Событие революции было как бы закреплено и проявлено в этом перформансе на уровне образа. Тот же С.М. Эйзенштейн наверняка опирался в своем «Октябре» на документированную в хрониках постановку Евреинова, хотя позднее и оспаривал это[185]. Именно через нее вспоминали и воспринимали революцию ближайшие поколения. Кроме того, Евреинов доказал этим перформансом бесперспективность «жизненного» натуралистического театра, стремящегося изобразить, эстетизировать действительность. Напротив, сама действительность изображала его театральный принцип в тот вечер 1920 г.
Но в этой работе можно выделить и другой политический провокативный момент: идея тотального театра, спроецированная на символический локус революционного Петрограда при огромном скоплении народа, могла подменить собой событие реальной революции, встать на ее место, сохраняя, однако, театральный характер. В этой постановке Евреинов предложил способ перетекания искусства в «политику» – без многолетней подпольной партийной работы, без ссылок и каторги, без массовых убийств и грабежей.

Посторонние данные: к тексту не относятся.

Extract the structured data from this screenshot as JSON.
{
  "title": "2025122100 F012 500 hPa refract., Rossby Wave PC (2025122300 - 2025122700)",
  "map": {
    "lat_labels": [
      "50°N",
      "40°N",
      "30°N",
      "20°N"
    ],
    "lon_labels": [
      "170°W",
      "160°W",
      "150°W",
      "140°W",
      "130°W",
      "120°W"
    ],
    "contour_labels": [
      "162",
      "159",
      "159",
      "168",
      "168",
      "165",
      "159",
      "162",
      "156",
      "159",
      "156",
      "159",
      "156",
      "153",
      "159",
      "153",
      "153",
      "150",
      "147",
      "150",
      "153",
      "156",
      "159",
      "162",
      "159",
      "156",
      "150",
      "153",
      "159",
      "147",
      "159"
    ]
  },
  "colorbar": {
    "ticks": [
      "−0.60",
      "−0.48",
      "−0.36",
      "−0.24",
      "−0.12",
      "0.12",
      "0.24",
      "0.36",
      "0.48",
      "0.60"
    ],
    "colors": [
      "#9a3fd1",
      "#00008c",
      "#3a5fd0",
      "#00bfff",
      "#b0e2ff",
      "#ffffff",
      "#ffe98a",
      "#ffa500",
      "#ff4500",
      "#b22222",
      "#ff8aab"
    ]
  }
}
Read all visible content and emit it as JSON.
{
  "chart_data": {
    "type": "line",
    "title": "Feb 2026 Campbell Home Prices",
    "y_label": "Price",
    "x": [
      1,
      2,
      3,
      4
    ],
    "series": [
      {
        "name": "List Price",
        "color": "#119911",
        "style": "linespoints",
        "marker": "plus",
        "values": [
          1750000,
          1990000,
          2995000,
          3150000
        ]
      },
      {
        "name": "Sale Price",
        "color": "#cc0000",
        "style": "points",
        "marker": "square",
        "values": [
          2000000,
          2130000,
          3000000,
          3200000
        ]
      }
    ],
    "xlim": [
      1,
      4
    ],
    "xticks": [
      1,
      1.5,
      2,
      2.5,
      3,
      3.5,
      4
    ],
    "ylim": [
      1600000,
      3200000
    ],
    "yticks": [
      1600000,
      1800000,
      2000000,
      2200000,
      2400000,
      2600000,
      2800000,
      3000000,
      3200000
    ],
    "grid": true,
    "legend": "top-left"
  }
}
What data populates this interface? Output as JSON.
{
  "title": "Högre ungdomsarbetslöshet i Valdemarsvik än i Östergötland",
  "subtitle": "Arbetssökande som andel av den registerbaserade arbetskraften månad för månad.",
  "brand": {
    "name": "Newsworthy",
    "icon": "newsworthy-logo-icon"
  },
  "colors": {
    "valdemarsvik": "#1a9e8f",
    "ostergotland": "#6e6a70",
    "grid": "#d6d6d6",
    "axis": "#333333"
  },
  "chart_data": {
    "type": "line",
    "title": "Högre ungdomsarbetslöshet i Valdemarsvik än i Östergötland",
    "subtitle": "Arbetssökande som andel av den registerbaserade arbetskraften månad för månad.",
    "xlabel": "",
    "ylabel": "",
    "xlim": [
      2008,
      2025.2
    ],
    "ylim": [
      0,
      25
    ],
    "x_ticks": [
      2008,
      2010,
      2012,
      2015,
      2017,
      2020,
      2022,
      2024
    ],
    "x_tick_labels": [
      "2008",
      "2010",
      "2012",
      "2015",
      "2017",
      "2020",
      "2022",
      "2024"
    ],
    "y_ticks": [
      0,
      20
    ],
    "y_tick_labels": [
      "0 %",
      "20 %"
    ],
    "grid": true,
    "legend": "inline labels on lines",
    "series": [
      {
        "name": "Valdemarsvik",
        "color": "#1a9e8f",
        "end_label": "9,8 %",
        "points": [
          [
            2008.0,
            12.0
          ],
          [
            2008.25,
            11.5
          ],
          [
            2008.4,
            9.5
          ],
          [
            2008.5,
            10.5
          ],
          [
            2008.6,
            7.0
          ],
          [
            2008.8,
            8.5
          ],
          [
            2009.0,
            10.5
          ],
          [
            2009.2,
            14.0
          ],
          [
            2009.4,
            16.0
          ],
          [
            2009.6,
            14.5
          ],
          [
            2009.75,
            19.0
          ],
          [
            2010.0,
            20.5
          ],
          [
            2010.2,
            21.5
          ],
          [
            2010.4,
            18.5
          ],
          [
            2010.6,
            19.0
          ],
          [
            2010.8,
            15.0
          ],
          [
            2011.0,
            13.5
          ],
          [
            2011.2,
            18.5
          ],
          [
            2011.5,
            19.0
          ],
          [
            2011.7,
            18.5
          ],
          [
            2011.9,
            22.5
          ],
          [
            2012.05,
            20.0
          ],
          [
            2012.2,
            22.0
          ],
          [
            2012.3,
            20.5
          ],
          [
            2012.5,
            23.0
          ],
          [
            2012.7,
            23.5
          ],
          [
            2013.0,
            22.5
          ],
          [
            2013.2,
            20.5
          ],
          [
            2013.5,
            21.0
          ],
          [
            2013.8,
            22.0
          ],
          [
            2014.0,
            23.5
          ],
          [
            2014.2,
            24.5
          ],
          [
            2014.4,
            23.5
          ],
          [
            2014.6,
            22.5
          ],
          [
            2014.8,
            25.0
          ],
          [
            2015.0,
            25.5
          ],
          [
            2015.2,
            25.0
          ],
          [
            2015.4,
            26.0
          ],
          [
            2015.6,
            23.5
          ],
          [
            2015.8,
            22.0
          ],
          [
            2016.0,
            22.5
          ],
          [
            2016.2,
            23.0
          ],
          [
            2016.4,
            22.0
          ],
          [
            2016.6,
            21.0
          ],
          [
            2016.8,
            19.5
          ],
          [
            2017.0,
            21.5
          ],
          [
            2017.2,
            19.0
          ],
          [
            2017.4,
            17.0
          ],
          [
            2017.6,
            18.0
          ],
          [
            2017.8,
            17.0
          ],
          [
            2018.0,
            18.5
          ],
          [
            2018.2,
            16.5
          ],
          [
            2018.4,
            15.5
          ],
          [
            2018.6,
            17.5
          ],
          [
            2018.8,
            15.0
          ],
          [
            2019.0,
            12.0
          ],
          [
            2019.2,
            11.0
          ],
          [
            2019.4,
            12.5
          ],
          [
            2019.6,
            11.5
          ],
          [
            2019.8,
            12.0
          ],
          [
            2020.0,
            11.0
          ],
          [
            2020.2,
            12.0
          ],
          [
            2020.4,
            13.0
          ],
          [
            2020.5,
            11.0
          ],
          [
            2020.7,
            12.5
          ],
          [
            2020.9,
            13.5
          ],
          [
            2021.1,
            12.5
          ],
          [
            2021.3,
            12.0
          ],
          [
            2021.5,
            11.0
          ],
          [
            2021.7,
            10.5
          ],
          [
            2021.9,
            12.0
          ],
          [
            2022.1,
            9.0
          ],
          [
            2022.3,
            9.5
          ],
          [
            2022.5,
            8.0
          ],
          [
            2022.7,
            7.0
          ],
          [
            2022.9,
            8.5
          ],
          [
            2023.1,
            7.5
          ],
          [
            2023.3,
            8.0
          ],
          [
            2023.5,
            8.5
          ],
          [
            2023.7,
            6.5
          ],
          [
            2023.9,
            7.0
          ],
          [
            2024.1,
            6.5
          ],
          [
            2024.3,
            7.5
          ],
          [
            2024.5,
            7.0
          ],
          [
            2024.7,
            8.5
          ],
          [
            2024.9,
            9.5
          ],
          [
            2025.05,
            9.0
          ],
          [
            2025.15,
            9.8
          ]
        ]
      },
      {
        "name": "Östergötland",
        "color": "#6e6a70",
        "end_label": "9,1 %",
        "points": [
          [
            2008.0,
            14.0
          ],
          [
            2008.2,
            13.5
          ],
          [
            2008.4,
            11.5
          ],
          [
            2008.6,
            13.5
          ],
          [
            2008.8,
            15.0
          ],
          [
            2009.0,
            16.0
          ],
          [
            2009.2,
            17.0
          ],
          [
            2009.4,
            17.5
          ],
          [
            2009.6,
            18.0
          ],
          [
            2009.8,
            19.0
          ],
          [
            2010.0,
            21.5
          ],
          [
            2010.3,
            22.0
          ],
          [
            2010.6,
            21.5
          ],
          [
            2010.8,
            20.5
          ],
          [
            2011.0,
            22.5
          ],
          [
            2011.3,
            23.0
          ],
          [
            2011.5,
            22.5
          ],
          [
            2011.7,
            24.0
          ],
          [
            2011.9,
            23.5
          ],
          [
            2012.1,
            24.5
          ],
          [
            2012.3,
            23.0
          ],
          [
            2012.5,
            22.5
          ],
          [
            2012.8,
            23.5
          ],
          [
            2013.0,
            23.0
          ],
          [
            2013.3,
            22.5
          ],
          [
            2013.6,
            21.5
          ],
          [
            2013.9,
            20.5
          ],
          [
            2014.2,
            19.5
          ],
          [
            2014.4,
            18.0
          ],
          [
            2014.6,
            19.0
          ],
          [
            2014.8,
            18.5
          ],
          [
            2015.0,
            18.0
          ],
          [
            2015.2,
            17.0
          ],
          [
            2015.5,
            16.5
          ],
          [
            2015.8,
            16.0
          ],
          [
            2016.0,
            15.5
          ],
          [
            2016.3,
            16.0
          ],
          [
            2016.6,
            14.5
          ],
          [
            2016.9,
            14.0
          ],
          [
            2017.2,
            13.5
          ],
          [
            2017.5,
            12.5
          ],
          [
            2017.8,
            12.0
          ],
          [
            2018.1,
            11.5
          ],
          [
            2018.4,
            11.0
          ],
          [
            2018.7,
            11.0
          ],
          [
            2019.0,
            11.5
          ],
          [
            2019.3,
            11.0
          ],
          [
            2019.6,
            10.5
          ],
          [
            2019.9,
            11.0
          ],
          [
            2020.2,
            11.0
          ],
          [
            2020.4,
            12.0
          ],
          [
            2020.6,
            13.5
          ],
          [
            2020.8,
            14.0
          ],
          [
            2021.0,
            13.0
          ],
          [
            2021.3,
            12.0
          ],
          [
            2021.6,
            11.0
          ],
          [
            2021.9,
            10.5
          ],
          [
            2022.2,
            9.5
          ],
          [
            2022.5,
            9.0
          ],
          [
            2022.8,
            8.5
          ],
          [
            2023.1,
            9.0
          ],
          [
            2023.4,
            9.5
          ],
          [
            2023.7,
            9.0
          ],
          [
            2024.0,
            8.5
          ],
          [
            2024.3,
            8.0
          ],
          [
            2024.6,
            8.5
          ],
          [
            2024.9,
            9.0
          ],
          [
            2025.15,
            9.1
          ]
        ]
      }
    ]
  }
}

Власть просто переходит в руки народа, который лишь «играет» в революцию, разрешенную властями в качестве театральной постановки.
Ибо эффект от инсценирования и повтора события непредсказуем, особенно если в нем оказывается затронутой реальность группового желания. Такая составляющая театральной машины, как массовка, становится массой и может осознать свою силу и повторить революцию уже в отношении новой власти – потому что повтор всегда различает.
Характерно, что устроители видели в этой постановке начало нового театра массовых действий. Так, К.Н. Державин, один из ее режиссеров, в статье «Чудо» в газете «Известия» восторженно писал: «Секрет сценической толпы раскрыт, и в нашей воле теперь подойти к замечательным возможностям и открытиям. Масштабы удалось развернуть поистине мировые. Постановку “Взятие Зимнего дворца” аршином действительности измерить нельзя, в осуществление же ее можно было только верить со страхом и упованием. То, что было осуществлено на глазах тысячных зрителей – является чудом, которое могло произойти только в России, в стране титанических возможностей»[186].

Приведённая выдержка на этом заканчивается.